Миссис Бейкер помолчала.
— Так и сказали? — уточнила она.
— Да.
— Забавно. В пьесе такой строки нет, слова взяты из разных мест. Вы, похоже, решили переписать Шекспира?
— Зато ритм получился.
— Ритм, — повторила она задумчиво.
— Ага. Мне нравится.
Миссис Бейкер ещё помолчала, а потом кивнула.
— Мне тоже, — сказала она и снова принялась кропить наши сочинения бубонной чумой.
Вот и весь разговор.
Но я сидел, совершенно потрясённый.
Эти два проклятия она опознала! Выходит, она знает, что в пьесе ругаются?
Значит, она её читала?!
Читала — и мне подсунула? Ничего себе!
Похоже, замыслы у неё даже более коварные, чем я думал…
И всё-таки я попробую вворачивать ругательства Калибана при каждом удобном случае. И стану выбирать слова попроще.

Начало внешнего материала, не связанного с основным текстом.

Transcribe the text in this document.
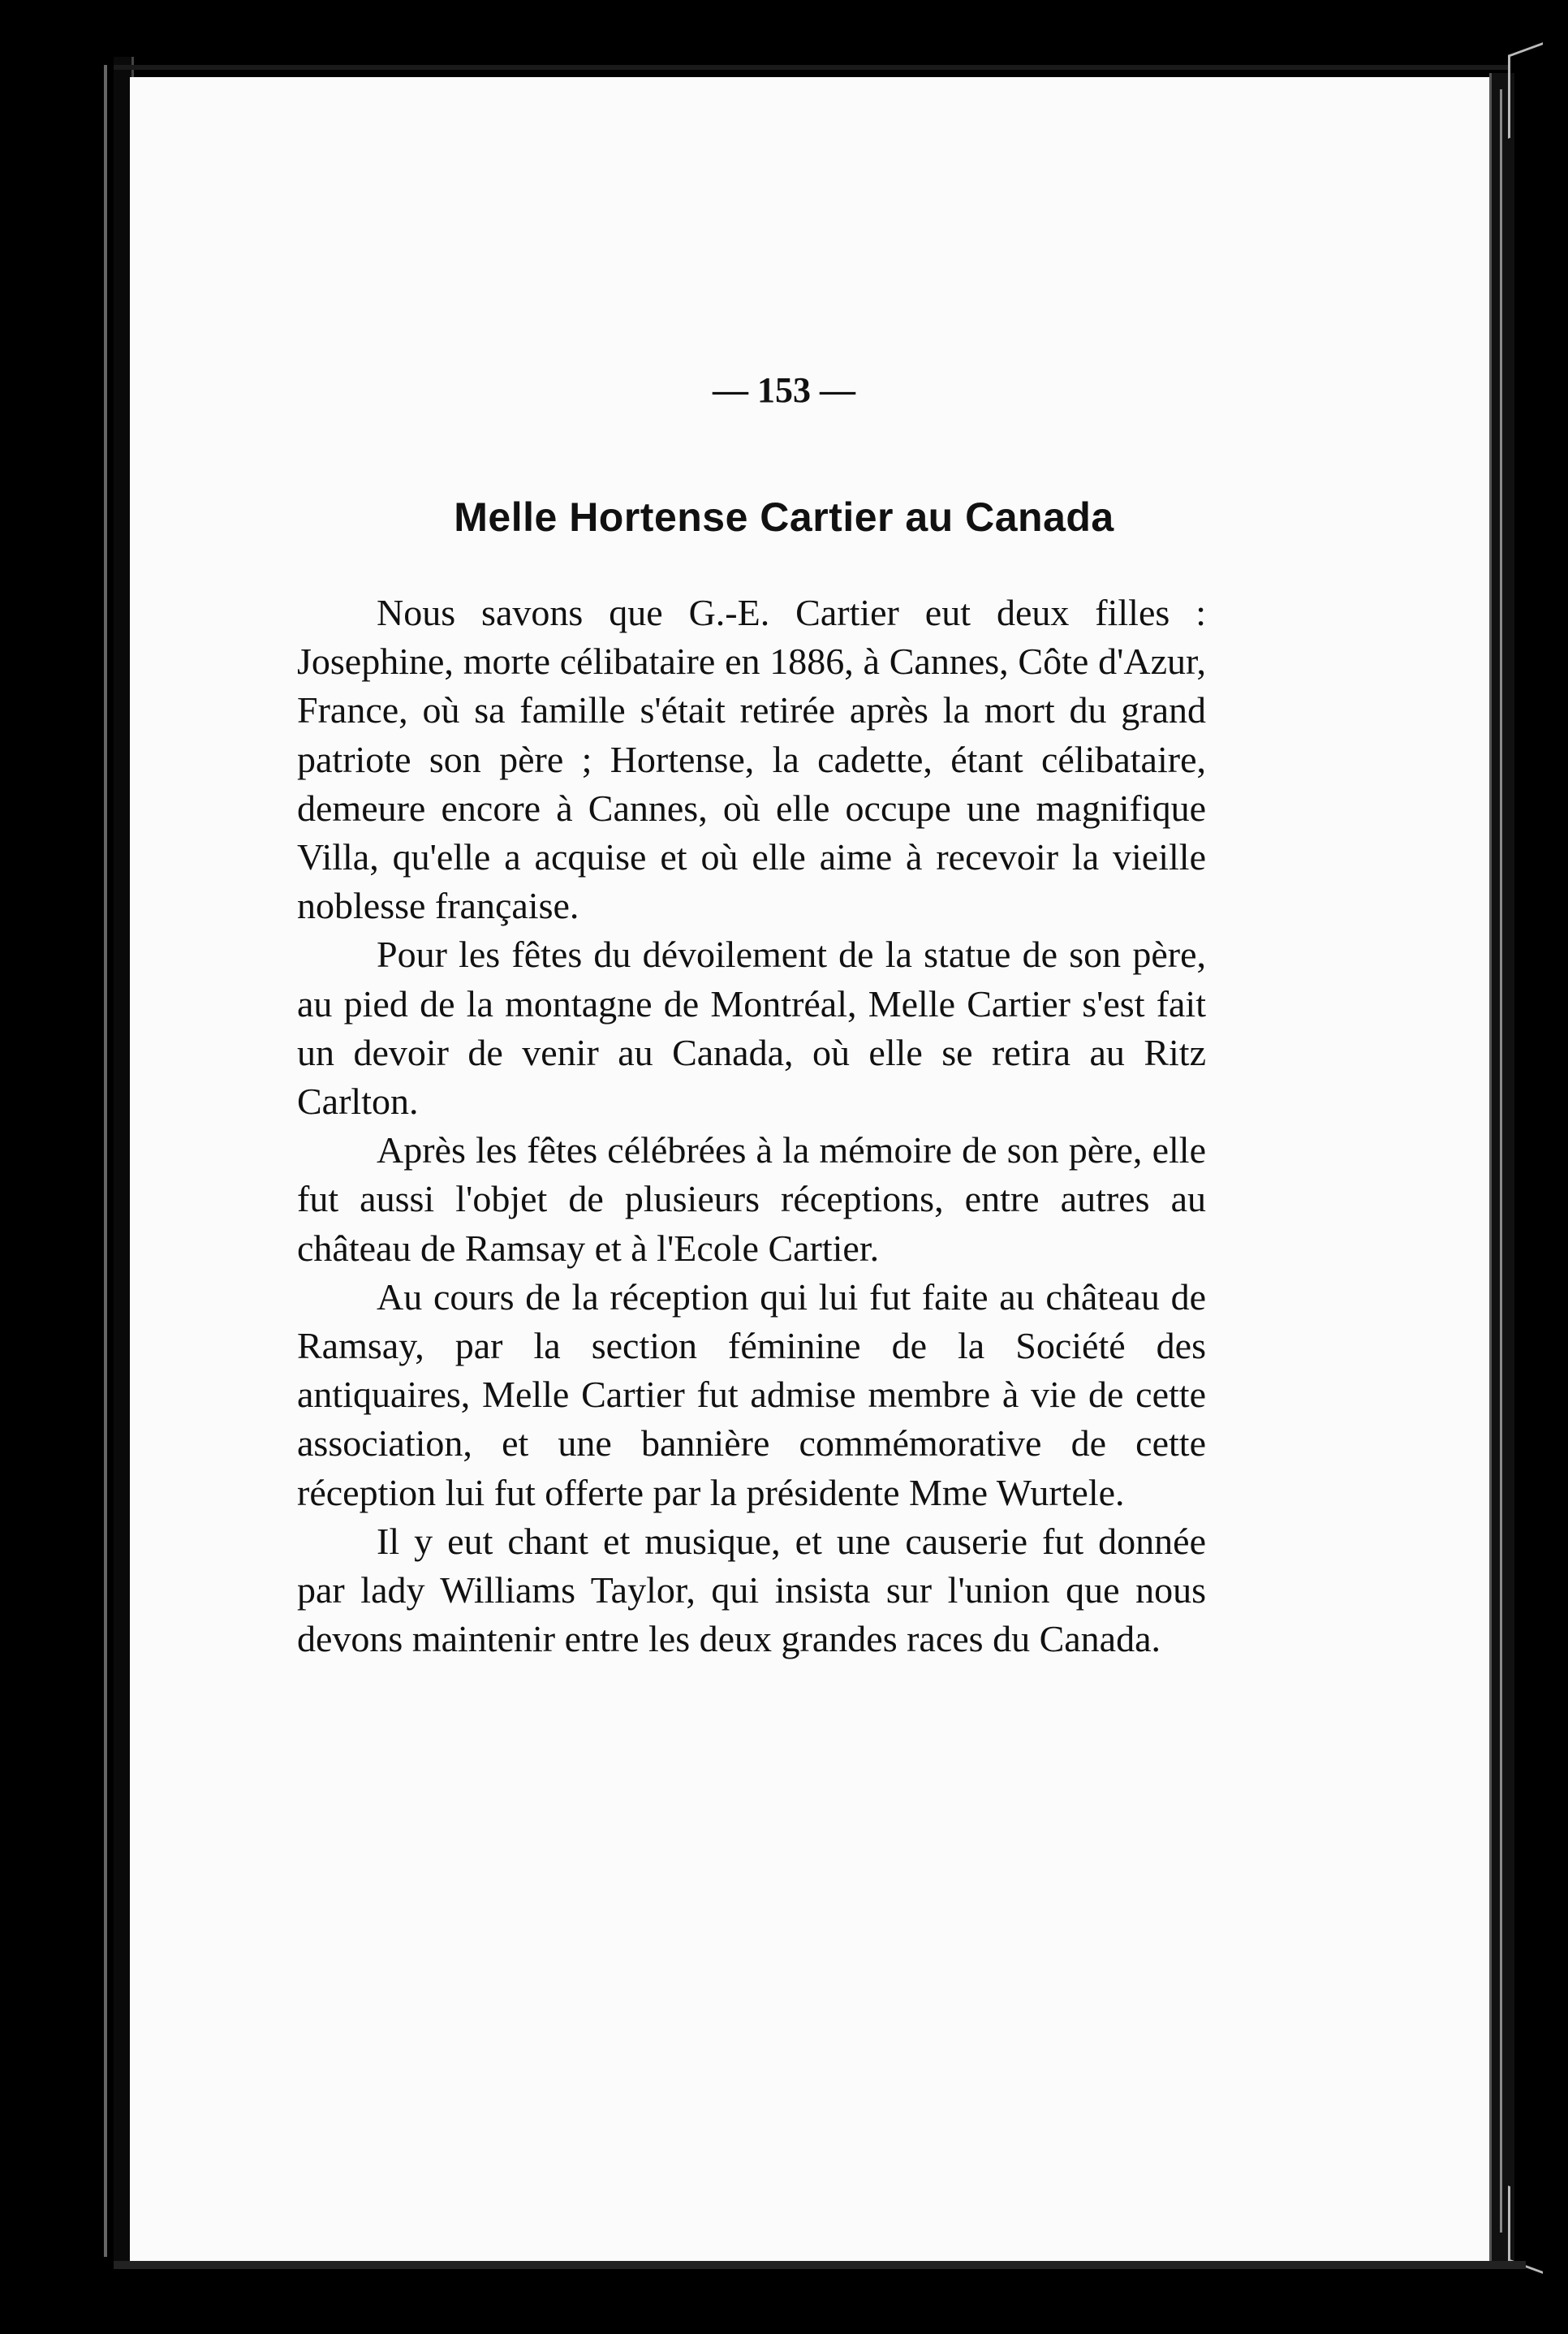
— 153 —
Melle Hortense Cartier au Canada

Nous savons que G.-E. Cartier eut deux filles : Josephine, morte célibataire en 1886, à Cannes, Côte d'Azur, France, où sa famille s'était retirée après la mort du grand patriote son père ; Hortense, la cadette, étant célibataire, demeure encore à Cannes, où elle occupe une magnifique Villa, qu'elle a acquise et où elle aime à recevoir la vieille noblesse française.

Pour les fêtes du dévoilement de la statue de son père, au pied de la montagne de Montréal, Melle Cartier s'est fait un devoir de venir au Canada, où elle se retira au Ritz Carlton.

Après les fêtes célébrées à la mémoire de son père, elle fut aussi l'objet de plusieurs réceptions, entre autres au château de Ramsay et à l'Ecole Cartier.

Au cours de la réception qui lui fut faite au château de Ramsay, par la section féminine de la Société des antiquaires, Melle Cartier fut admise membre à vie de cette association, et une bannière commémorative de cette réception lui fut offerte par la présidente Mme Wurtele.

Il y eut chant et musique, et une causerie fut donnée par lady Williams Taylor, qui insista sur l'union que nous devons maintenir entre les deux grandes races du Canada.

На большой перемене я обнаружил, что мама упаковала мне с собой бутерброд с болонской колбасой, но забыла положить в него майонез. Зато она положила туда жухлую веточку сельдерея, которая валялась в холодильнике ещё с прошлой недели. Но самое ужасное, что печенье оказалось с плесенью. Я в сердцах вспомнил любимое слово Калибана — труха! — и, отбросив еду, вышел на улицу.
Брат Дута Свитека нёсся по футбольному полю, а шестиклашки, завидев его, бросались врассыпную, словно он — ветр юго-западный, что враз покроет им всё тело волдырями!
— Кривляка обезьянья! — прошипел я себе под нос. Так, чтобы брат Дуга Свитека не услышал. — Пёстрый паяц!
В туалете восьмиклассники устроили настоящую дымовую завесу, так что даже запах хлорки не ощущался.
— Как превращу вас в обезьян противных, низколобых! — пробормотал я. Так, чтобы никто не услышал.